From home in Tokyo to two years of high school in Virginia, Hoshino found that it was easier for her to do well in a math class since math is universal, and she knew how to study despite her English competency at the time.
“The whole aspect of studying has changed since I came to Wittenberg and took some classes. Studying was not merely about being able to find a right solution,” Hoshino said. “While I continued taking math classes, I started to also like the nature of humanity courses – how they do not necessarily have one and only one answer to a problem in society, for instance. For many times in my freshman and sophomore years, I thought about majoring in mathematics, but to my surprise, I found myself more fit in humanity courses, dealing with people and society rather than numbers.”

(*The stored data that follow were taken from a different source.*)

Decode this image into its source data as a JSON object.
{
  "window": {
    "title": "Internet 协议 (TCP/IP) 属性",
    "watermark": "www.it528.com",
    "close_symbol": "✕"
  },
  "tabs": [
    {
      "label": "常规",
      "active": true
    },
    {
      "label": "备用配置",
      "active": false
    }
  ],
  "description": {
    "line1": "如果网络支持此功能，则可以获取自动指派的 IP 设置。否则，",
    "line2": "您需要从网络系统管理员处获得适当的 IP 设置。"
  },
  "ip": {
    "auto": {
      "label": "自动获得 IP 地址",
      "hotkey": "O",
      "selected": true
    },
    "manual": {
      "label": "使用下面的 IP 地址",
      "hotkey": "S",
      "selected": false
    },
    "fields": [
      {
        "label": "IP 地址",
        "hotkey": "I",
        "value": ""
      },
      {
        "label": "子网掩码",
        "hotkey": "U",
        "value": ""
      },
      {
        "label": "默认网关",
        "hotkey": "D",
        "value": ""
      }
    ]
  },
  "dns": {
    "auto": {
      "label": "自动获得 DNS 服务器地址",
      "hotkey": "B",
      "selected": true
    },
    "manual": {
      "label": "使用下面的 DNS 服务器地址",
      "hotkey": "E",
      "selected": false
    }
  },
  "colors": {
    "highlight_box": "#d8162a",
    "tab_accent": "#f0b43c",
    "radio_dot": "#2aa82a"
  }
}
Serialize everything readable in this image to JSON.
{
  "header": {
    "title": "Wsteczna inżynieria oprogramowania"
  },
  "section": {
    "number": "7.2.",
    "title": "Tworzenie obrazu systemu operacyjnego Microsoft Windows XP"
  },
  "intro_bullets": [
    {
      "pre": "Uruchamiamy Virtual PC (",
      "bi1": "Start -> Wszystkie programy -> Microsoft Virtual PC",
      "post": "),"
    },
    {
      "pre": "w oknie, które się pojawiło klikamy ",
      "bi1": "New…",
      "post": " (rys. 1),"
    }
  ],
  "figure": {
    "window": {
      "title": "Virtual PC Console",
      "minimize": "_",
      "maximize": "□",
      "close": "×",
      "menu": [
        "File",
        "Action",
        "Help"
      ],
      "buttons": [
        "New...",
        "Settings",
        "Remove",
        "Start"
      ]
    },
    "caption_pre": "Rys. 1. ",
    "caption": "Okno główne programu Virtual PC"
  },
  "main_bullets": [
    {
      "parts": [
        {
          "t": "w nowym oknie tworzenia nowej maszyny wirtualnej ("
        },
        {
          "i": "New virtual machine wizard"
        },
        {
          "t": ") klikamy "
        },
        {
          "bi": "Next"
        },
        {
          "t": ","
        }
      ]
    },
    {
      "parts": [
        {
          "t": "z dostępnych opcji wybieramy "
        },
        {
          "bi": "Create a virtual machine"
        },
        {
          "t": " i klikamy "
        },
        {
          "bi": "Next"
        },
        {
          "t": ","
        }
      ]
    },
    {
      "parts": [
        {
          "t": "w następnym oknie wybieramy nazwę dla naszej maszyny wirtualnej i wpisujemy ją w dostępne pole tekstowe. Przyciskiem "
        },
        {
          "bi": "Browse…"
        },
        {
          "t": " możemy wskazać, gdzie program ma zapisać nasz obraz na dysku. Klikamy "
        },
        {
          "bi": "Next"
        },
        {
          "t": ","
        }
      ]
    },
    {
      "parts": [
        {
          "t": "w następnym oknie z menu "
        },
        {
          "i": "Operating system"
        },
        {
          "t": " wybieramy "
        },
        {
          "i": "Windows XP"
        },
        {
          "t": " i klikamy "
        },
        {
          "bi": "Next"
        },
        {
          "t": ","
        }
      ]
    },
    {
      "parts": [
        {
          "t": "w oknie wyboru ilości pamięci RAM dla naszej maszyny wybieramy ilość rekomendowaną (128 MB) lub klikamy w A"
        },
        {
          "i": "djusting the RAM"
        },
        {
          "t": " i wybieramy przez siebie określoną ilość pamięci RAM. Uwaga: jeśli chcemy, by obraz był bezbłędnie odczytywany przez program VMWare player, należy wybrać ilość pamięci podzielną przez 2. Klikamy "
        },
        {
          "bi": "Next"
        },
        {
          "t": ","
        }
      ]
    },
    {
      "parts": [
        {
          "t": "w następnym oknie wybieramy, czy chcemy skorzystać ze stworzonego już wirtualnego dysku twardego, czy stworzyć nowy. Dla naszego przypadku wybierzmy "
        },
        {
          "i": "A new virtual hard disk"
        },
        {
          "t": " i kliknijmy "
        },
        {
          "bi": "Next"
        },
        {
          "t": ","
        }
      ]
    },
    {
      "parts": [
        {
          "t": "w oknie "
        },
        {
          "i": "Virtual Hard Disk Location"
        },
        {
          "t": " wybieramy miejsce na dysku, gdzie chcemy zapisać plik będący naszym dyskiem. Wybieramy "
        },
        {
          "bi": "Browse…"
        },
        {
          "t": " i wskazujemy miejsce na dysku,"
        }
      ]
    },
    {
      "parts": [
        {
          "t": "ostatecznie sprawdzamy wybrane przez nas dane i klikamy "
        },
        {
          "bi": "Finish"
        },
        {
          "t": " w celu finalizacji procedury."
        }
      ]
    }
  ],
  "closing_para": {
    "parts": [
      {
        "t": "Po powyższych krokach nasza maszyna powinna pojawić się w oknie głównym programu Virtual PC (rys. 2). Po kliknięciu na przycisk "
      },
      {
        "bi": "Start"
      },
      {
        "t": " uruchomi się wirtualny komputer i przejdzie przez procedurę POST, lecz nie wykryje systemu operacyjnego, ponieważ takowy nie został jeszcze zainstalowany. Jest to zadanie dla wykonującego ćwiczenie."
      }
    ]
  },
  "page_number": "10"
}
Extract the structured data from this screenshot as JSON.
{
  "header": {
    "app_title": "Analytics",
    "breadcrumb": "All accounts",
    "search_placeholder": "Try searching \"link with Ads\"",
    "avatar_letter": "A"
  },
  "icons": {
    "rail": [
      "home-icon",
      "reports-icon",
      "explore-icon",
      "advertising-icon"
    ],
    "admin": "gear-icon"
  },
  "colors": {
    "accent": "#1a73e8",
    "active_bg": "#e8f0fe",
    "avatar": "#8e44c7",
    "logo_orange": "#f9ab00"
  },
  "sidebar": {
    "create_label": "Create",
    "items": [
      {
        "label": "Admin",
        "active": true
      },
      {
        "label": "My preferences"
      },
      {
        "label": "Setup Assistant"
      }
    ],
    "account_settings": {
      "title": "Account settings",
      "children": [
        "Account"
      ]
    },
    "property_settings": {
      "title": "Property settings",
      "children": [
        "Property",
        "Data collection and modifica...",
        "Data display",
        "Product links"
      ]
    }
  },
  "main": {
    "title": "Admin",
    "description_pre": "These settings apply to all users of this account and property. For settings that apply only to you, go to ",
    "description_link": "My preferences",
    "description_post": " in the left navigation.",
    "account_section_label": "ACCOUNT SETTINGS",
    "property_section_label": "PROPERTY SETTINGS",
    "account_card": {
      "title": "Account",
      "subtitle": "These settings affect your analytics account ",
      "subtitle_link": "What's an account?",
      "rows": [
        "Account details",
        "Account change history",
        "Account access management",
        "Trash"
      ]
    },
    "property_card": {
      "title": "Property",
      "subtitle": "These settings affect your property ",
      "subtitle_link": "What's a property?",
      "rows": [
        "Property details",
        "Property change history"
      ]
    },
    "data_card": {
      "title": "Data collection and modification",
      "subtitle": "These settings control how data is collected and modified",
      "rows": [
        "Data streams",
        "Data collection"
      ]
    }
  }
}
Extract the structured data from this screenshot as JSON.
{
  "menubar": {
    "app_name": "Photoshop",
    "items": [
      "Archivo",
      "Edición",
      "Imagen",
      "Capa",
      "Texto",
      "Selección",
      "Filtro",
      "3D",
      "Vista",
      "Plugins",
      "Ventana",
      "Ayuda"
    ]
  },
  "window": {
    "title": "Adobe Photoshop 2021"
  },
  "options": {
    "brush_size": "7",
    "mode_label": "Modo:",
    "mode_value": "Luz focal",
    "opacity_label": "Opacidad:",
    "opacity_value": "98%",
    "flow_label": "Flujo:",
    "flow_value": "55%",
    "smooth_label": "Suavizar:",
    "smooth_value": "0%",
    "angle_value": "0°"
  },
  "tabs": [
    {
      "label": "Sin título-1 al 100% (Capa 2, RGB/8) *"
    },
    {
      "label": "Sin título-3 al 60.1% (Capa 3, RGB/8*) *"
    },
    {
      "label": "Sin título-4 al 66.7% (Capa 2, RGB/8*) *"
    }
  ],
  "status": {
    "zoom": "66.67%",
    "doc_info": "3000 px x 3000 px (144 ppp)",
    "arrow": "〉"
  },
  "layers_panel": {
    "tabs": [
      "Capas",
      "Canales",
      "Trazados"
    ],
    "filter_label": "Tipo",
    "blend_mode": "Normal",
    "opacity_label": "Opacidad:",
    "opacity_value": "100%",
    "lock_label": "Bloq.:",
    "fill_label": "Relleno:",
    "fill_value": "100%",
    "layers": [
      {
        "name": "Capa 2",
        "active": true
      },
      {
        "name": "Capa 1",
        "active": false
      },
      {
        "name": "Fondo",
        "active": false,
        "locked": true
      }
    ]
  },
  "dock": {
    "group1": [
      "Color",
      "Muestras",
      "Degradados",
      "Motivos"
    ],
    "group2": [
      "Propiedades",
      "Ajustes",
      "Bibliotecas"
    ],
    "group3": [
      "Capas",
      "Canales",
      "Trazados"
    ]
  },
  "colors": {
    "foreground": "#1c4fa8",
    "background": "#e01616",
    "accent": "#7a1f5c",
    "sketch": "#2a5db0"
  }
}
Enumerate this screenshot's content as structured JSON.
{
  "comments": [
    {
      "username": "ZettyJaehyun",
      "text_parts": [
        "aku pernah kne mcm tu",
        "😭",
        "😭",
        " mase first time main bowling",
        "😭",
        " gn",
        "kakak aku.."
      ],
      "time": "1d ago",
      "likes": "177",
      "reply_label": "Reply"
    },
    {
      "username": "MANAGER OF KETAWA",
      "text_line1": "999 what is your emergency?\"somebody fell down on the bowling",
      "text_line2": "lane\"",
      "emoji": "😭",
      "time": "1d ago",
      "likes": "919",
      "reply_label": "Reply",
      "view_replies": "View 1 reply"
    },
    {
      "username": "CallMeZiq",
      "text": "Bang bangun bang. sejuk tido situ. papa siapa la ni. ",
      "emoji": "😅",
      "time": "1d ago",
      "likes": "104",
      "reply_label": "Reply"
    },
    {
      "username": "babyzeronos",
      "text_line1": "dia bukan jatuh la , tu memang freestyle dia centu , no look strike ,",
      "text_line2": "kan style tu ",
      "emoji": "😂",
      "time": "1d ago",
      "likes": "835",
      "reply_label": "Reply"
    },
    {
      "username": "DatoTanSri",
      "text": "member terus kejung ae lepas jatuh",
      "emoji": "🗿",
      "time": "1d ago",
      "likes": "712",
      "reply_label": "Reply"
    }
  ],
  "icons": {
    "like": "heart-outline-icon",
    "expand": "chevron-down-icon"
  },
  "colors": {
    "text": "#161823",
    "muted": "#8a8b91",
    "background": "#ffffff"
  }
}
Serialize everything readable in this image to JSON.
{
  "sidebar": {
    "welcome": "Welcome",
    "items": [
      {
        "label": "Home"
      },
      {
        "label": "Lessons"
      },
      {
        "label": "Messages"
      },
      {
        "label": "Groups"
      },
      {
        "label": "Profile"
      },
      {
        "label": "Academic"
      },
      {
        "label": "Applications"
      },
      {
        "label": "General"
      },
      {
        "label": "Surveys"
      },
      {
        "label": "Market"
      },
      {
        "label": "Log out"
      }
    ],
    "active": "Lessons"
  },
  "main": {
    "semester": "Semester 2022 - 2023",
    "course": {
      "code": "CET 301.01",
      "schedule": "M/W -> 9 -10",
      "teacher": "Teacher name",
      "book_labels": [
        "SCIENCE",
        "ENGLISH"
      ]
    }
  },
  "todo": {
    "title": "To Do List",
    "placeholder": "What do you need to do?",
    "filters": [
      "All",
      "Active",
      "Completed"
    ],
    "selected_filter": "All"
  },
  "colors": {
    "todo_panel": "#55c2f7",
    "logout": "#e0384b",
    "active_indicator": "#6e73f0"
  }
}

Hoshino took classes from almost every discipline before declaring her major at the end of her sophomore year.
“I have learned that the more I studied, the more I found myself ignorant,” she said. “This was an important realization and soon became a motivation for me to study more. I have learned that there is no clear cut among the courses; everything is related to one another. For instance, when I was taking a sociology class, there was always something directly or indirectly relating to the materials that I was learning in a history or an East Asian studies class. I was delighted whenever I found those connections.”
In addition to Phi Beta Kappa, the Wittenberg Honors Program and several other honor societies, Hoshino plays trumpet in the Wittenberg Symphonic Band and the Wittenberg Brass Choir; she also plays piano.
Hoshino plans to return to Japan and find a job after graduation, and she will carry what she has learned wherever she goes.
“I have met many people, either American or international, with whom I share many values and view,” she said. “I used to think people from different parts of world could be so different from one another, but I have realized that we are not that different people, no matter where we are from, what nationality we possess, or what culture or religious view(s) we represent.”